The diagnosis of ascites is made by abdominal X-ray or ultrasound, but it is difficult to determine the origin of the ascitic fluid. Initial radiographic studies should include a plain abdominal film, which characteristically reveals a ground glass appearance with enteric loops in the mid abdomen1. The association of anuria or oliguria, with hyponatremia, hyperkalemia and elevation of serum creatinine in addition to ascites must lead to the diagnosis of the urinary ascites12. Ultrasound in some cases may reveal the lesion to the wall of the bladder. In the remainder of cases, the extravasation into the peritoneal cavity of a contrast material infused into the bladder via a transurethral catheter will confirm the diagnosis. In patients with urinary ascites, paracentesis will reveal straw-colored fluid.
A timely preoperative diagnosis and prompt surgical management can temper the morbidity associated with spontaneous bladder rupture2. Conservative management with catheter drainage of the bladder for 10-14 days leads to complete healing of the lesion in most cases but in present case the rupture was not healed even after 2 weeks. Large ruptures do not respond to the conservative management and a surgical repair is required. In present case on exploration no rent was observed in the bladder hence vesicostomy was done.

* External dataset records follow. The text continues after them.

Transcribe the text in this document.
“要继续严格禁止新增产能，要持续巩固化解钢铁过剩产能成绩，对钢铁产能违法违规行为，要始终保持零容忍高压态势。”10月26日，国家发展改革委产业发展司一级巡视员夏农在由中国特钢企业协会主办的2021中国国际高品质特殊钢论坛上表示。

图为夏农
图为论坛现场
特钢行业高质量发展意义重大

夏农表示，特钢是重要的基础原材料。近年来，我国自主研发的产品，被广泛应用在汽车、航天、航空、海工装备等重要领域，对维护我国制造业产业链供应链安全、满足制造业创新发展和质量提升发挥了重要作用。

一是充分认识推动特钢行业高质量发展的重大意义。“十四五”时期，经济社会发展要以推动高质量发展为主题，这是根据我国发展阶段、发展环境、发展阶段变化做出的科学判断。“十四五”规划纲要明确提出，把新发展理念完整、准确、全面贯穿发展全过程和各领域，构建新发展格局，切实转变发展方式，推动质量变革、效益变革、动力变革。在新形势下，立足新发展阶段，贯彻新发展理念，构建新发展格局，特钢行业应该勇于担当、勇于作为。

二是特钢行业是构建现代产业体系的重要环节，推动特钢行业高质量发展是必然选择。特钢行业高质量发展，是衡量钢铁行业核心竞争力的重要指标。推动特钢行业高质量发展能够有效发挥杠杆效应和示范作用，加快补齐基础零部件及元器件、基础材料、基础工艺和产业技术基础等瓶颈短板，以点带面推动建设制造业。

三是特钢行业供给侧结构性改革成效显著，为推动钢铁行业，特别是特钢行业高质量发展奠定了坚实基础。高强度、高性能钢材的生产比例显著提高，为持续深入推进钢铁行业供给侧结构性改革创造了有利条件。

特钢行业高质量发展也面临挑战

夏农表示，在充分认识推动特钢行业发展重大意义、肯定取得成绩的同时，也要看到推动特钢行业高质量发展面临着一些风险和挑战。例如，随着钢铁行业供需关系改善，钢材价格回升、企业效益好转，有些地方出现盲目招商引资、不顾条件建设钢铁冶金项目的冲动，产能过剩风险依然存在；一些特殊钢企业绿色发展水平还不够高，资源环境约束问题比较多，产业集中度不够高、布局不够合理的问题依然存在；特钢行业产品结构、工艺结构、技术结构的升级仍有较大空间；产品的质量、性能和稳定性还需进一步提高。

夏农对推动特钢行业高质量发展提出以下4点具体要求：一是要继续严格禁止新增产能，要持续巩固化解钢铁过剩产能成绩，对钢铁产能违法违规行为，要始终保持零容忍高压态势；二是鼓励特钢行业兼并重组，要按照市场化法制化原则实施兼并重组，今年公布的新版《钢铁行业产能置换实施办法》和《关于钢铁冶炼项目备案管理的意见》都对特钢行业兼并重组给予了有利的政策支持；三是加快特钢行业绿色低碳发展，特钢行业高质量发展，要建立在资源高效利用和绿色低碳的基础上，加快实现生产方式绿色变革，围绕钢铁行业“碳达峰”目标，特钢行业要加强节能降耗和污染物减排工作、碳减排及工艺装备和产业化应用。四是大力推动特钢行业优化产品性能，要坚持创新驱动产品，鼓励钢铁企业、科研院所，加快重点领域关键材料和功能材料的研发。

In our case, the etiology of the rupture of the bladder was unknown. During the operative exploration no anatomical defect was identified as capable of inducing rupture of the bladder. There also was no previous attempt of bladder or umbilical vessel catheterization. There was no history of hypoxia to the patient. The administration of morphine, sedation, and the consecutive urinary retention, is a predisposing factor that can be blamed for the rupture of the bladder.